Today, the Office for National Statistics has released its first estimate of the level of exports in 2014. It shows exports totalled £500million, virtually unchanged from their level in 2011. When the Chancellor originally set his target, exports would have had to increase by 8% a year to achieve it. Three years later, hitting the target now requires export growth of more than 12% a year over the next six years. Even when the global economy and world trade were very strong in the decade up to 2008, the UK only managed export growth of 6% a year. An ambitious target has become an unachievable one.
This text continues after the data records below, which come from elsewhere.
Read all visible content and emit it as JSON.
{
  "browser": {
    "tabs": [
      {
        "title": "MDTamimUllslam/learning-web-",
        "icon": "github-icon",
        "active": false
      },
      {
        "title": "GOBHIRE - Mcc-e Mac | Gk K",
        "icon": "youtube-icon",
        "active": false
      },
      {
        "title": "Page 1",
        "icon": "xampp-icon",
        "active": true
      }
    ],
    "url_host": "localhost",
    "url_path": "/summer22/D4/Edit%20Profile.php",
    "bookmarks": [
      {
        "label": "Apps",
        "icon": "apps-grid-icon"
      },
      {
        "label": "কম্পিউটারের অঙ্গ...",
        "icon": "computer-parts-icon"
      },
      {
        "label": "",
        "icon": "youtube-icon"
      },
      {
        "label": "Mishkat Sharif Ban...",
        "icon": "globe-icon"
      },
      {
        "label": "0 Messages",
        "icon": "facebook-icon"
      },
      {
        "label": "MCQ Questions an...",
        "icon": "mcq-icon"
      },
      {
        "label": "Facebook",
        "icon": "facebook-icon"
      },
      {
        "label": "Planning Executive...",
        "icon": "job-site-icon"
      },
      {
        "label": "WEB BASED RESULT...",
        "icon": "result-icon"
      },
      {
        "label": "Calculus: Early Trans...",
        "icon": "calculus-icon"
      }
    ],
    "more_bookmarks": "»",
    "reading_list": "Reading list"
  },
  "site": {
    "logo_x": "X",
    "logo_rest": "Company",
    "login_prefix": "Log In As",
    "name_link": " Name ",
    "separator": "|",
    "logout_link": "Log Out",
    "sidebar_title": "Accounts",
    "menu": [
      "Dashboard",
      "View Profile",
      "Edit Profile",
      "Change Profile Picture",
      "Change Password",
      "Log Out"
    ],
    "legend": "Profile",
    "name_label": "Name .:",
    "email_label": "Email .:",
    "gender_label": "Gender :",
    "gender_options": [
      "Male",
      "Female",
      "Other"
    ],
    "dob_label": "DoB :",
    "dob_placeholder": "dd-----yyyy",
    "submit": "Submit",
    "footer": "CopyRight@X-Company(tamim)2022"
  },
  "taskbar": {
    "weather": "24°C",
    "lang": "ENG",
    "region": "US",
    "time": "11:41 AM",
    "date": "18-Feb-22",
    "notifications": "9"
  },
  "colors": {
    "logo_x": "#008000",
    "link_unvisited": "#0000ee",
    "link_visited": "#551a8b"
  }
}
Part of the explanation for the poor performance of UK exports is weak demand in Europe, still the destination for half of the UK's exports. Since 2011, exports of goods (regional data on exports of services are not yet available) to the EU-28 countries have fallen by 10.4%. But exports to the rest of the world are up only 0.2% over the same period. There are some good stories to tell: exports to China are up 31% over the last three years. But other countries have done even better in these markets. And the UK's gains in China have been offset by falls in exports to other markets, in particular the US.
The drop in UK exports over the last three years suggests that, barring a small number of successful industries, such as aerospace and automobiles, the UK lacks the capacity to produce significantly more goods and serviices for export. This is the result of a hollowing-out of the UK's industrial capacity that has been going on for the last 35 years. New analysis of the UK's economic fitness, which we published in December, shows the UK's export basket has become less diverse and the average good or service exported less complex since 1995.
An export revival in the UK cannot be based on a narrow range of goods and services. A sustainable improvement in export performance will only happen if the government adopts an explicitly pro-export industrial and innovation strategy.
An important element of this new industrial strategy should be backing existing and emerging industrial clusters. These are hotbeds of entrepreneurialism, innovation, productivity gains and economic diversification. They are proven areas of competitive advantage and ideally placed to develop new goods and services to enable the cluster to widen its scope and broaden the UK's industrial capacity and export potential. Policymakers should identify clusters of industries where the UK has the capabilities required for a bigger global presence and focus its industrial policies on specific support for developing them. Our analysis suggests three factors are crucial to the success of a cluster: strong networks, a high level of innovation (and access to finance to fund it) and a skilled workforce. These are the areas where the government should concentrate its help.
An industrial strategy that focuses on clusters would be a strategic departure from the approach of much of the last three decades, when growth has been promoted through mainly sector-neutral horizontal policies. But without a shift of this nature, there is little prospect of the export revival that the Chancellor was hoping for when he set his target, and little hope of a rebalancing of the economy.